The move has been broadly viewed as a protectionist measure on the part of Beijing, intended to placate the struggling domestic coal sector.

According to figures from the China Coal Industry Association, which has been lobbying aggressively for the tariffs since July, over 70 per cent of the country’s coal miners have suffered losses this year.

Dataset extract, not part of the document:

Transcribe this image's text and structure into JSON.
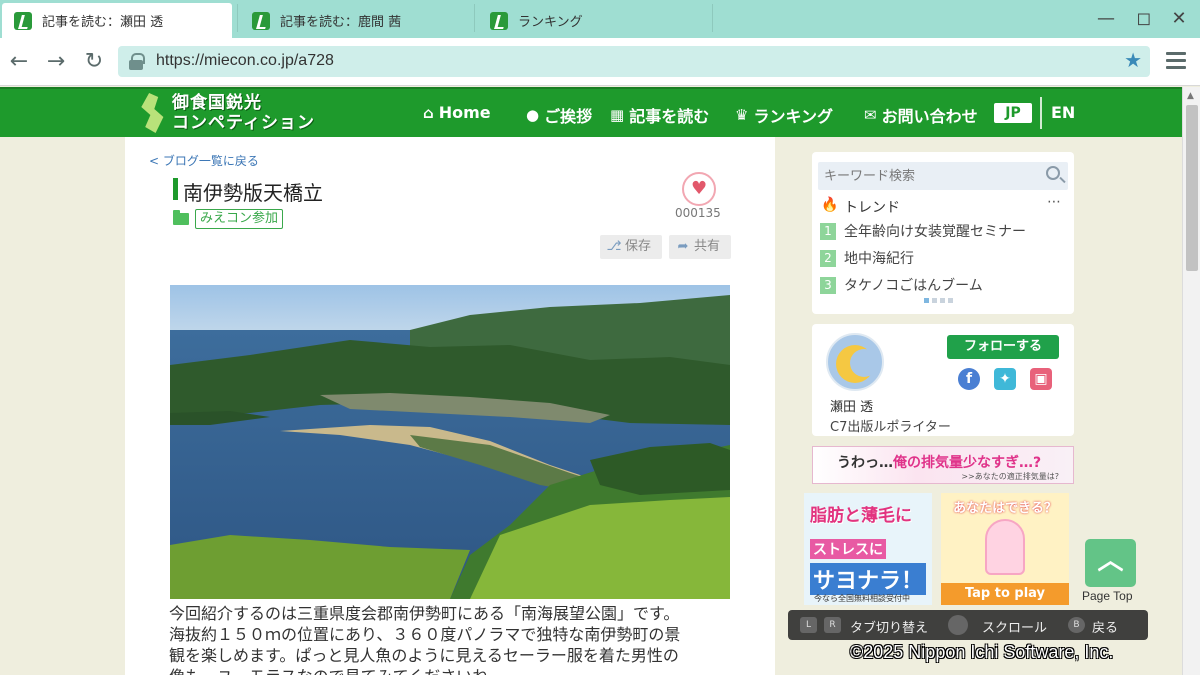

Net profits for the industry as a whole plunged by as much as 46 per cent during the first eight months of 2014.

Leading figures in Australian industry and politics remain confident the tariffs will soon be unwound as Australia and China push forward with a free trade agreement, which Prime Minister Tony Abbott hopes to sign in November when President Xi Jinping visits Australia for the G20 summit.

Brendan Pearson, chief executive of the Minerals Council of Australia, expects the tariffs to be in place for as little as a month, and does not foresee any mine closures or job losses in the Australian coal sector to result.

Australian trade minister Andrew Robb shares Pearson’s optimism, expecting the tariffs to be dispatched by means of negotiation, in the same way Indonesia did as a result of the ASEAN-China trade agreement.

“We have been in discussions with the Chinese through the appropriate channels and we are continuing to push for tariff elimination,” said Robb.

Abbott also appears extremely confident about the future of coal, declaring at the recent opening of BHP’s $4.2 billion Caval Ridge coalmine in Moranbah that “coal is vital for the future energy needs of the world.”

“Let’s have no demonization of coal,” he said. “Coal is good for humanity.”

Despite Abbott’s confidence and optimism that the tariffs will soon be unwound, the long-term prospects for coal exports to China may not be so rosy given broader market trends.

Many analysts believe China is serious about long-vaunted plans to reduce its dependence upon fossil fuels in order to decouple CO2 emissions from economic growth.

The two chief motivations are the severe pollution that fossil fuels cause in the country’s major cities and attendant potential for popular unrest, as well as the security implications of reliance upon imported materials for energy.

A report released in September by the Carbon Tracker Initiative (CTI), a think tank specializing in the analysis of carbon investment risk, sees China’s demand for coal peaking as early as this year.

 “There are a host of signals that Chinese demand for coal is close to peaking which will cause a seismic shift in the market, “ said CTI CEO Anthony Hobley.

China is currently the world’s biggest consumer of coal, accounting for nearly half of global usage.

The report expects China’s demand for thermal coal to peak at some point between this year and 2016, which could leave the operations and asset values of export mines in Australia, Indonesia, South Africa and the United States hard hit.

The CTI’s findings are consistent with analysis produced by the Chinese government itself, with the National Development and Reform Commission, one of China’s leading policy bodies, anticipating the peak in coal demand to arrive as early as 2015.